“How I wish that our Philip could see his boy to-day! Do you notice how like his father the dear boy grows?”
As for Philip, he was very grave and silent during the journey to London, but the first glimpse of the great city aroused all his enthusiasm, and he chattered and laughed and asked questions as they were being driven to the hotel, while Lord Ashden leaned back in the cab, pleased and diverted by the boy’s exclamations of interest and pleasure. As for Philip himself, it was pleasure enough to be travelling alone with a man like Lord Ashden, for whom, from the first moment of meeting him on that memorable day in the woods, he had cherished a sort of rapturous admiration, which was something very different from his cousin Marion’s silly veneration for rank. Indeed, he was still far too innocent of the world’s ways to be conscious of the value placed on high position; and Lord Ashden, sick of the insincerity and shallowness of the people whom he met in society, found a large measure of the happiness which he had thought to have lost forever, in the society of this true-hearted boy.
They spent only one night in London, starting the next day for the Continent. It had been their intention to go on at once to Italy, but Lord Ashden was detained in Paris by important business for more than a month, and this was a period of constant wonder and delight to Philip.
Marwin, Lord Ashden’s confidential servant, was an experienced traveller, and in his care Philip visited the places that he and Miss Acton had tried to see in imagination in the long, quiet evenings at Lowdown, when Aunt Delia had talked to them of her own extensive travels throughout Europe. Philip recognized several of the places which he now visited, from Mrs. Seldon’s graphic description of them. Marvin was an intelligent guide, and his running commentary upon what they saw was listened to by his young charge with flattering attention. Lord Ashden was not able to go about very much, and the sights of Paris were not novelties to him; but every evening he drew from Philip a description of his day’s adventure.
“Is this the very best day of all?” he would say, as the boy’s bright, expressive face appeared at his door.
“Oh, yes, sir, the very, very best of all,” would be the answer he was always sure of receiving. The certainty of finding ready sympathy made the boy willing to speak freely of his thoughts and emotions, and Lord Ashden, who had the gift of drawing people out, sometimes led him on, after hearing an account of the places he had seen, to talk of thoughts, hopes, and desires that he had never spoken of to any one.
It was on a morning after one of these conversations that Lord Ashden announced his intention of taking Philip himself to see some pictures. They were not in a public gallery, but were the choice private collection of a distinguished patron of art, who occasionally threw open his gallery to an appreciative public.
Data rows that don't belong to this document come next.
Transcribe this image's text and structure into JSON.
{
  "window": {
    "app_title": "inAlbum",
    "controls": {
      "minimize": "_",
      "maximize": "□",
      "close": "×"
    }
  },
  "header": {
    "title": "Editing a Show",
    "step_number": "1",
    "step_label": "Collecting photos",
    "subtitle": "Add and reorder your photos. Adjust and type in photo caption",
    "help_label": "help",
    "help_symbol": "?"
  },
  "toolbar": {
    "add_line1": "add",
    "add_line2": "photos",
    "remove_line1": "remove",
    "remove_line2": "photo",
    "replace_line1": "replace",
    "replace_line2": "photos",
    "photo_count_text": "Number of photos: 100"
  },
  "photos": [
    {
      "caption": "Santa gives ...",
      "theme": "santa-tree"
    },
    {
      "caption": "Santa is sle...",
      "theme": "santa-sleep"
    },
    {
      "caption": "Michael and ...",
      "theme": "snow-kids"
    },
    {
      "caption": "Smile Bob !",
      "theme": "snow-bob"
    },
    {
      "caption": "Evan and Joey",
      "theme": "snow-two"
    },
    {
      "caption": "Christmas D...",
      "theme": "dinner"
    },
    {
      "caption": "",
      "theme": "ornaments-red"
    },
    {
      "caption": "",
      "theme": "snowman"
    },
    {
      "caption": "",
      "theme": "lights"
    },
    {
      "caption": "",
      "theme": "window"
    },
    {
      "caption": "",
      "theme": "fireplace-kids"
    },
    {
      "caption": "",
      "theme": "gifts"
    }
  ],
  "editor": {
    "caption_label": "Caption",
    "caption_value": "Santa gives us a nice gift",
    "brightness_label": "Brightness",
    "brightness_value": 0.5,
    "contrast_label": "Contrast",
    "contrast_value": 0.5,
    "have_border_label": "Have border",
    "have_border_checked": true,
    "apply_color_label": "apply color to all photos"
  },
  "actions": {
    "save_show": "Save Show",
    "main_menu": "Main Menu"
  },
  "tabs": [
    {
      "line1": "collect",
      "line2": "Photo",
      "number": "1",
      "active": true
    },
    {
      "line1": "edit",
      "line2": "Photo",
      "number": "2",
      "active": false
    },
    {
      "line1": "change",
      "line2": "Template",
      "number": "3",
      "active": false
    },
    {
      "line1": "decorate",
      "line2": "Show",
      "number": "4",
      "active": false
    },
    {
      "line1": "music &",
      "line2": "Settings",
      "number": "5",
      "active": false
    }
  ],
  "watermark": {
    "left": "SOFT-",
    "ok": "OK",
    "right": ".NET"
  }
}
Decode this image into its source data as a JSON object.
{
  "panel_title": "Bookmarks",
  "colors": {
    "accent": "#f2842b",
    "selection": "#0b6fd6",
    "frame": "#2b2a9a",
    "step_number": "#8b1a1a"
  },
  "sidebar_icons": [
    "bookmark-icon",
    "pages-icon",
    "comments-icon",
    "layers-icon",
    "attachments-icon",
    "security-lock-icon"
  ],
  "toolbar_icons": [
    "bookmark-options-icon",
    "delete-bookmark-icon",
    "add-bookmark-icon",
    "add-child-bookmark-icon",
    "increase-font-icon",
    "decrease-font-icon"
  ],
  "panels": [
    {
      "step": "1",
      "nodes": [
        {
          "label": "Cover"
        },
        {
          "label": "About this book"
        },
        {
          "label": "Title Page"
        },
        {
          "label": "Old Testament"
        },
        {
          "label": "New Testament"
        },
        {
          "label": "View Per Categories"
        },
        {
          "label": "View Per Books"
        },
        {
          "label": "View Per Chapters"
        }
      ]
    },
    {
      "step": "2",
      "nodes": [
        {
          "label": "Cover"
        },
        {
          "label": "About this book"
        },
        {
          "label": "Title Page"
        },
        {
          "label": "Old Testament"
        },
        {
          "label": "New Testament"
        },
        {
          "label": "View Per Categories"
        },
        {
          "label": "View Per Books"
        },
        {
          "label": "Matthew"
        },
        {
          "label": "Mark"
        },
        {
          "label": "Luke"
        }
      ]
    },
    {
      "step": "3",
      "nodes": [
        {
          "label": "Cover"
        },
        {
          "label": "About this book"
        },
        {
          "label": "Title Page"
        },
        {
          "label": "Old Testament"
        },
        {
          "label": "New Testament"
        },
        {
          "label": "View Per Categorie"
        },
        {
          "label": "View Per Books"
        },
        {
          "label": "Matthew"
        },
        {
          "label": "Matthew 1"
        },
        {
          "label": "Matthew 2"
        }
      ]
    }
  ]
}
There was no one present but themselves when they first entered the room and walked about, examining the pictures at leisure. There was a curious mingling of ancient and modern art, but to Philip’s undistinguishing eye, all of them were beautiful, and he listened entranced while his friend explained the subject of one and another of his own favorites.
“Oh, my dear boy!” he exclaimed suddenly, after giving a most entertaining account of the “Barmecides’ Feast,” which hung before them, “how vividly all this talk about pictures reminds me of your father!”
He knew quite well that this was a subject of which his companion never grew weary, and it was the subject, too, which always drew this strangely assorted pair more closely together. They sat down on a bench in a quiet corner, and many a visitor to the gallery that morning lingered to admire the tall, distinguished-looking Englishman who was talking with such earnestness to the beautiful, fair-haired boy, who with eager, upturned face looked almost like one of the young angels in a celebrated picture which hung just above his head.
This was but one of many happy days of intimate companionship and sight-seeing, and Philip, even with Italy in prospect, turned his back upon the gay French capital with a long sigh of regret. When they reached Rome they found that the famous teacher whose advice Lord Ashden had come so far to seek for Philip had left, a few months before, to take charge of a large conservatory at Milan. They decided not to follow him at once, however, for Lord Ashden was anxious that Philip should see something of the Eternal City before settling down to work and study. He himself was guide this time, and he took the boy to palaces and picture galleries, to cathedrals and studios and concerts, until Philip was scarcely able to sleep at night, for thinking of the wonder and the beauty of it all; and then his wise and kind guide planned that they should spend a day or two at Naples, which they passed drifting about on the beautiful bay, and so when Philip was quite rested again, they travelled on by easy stages to Milan.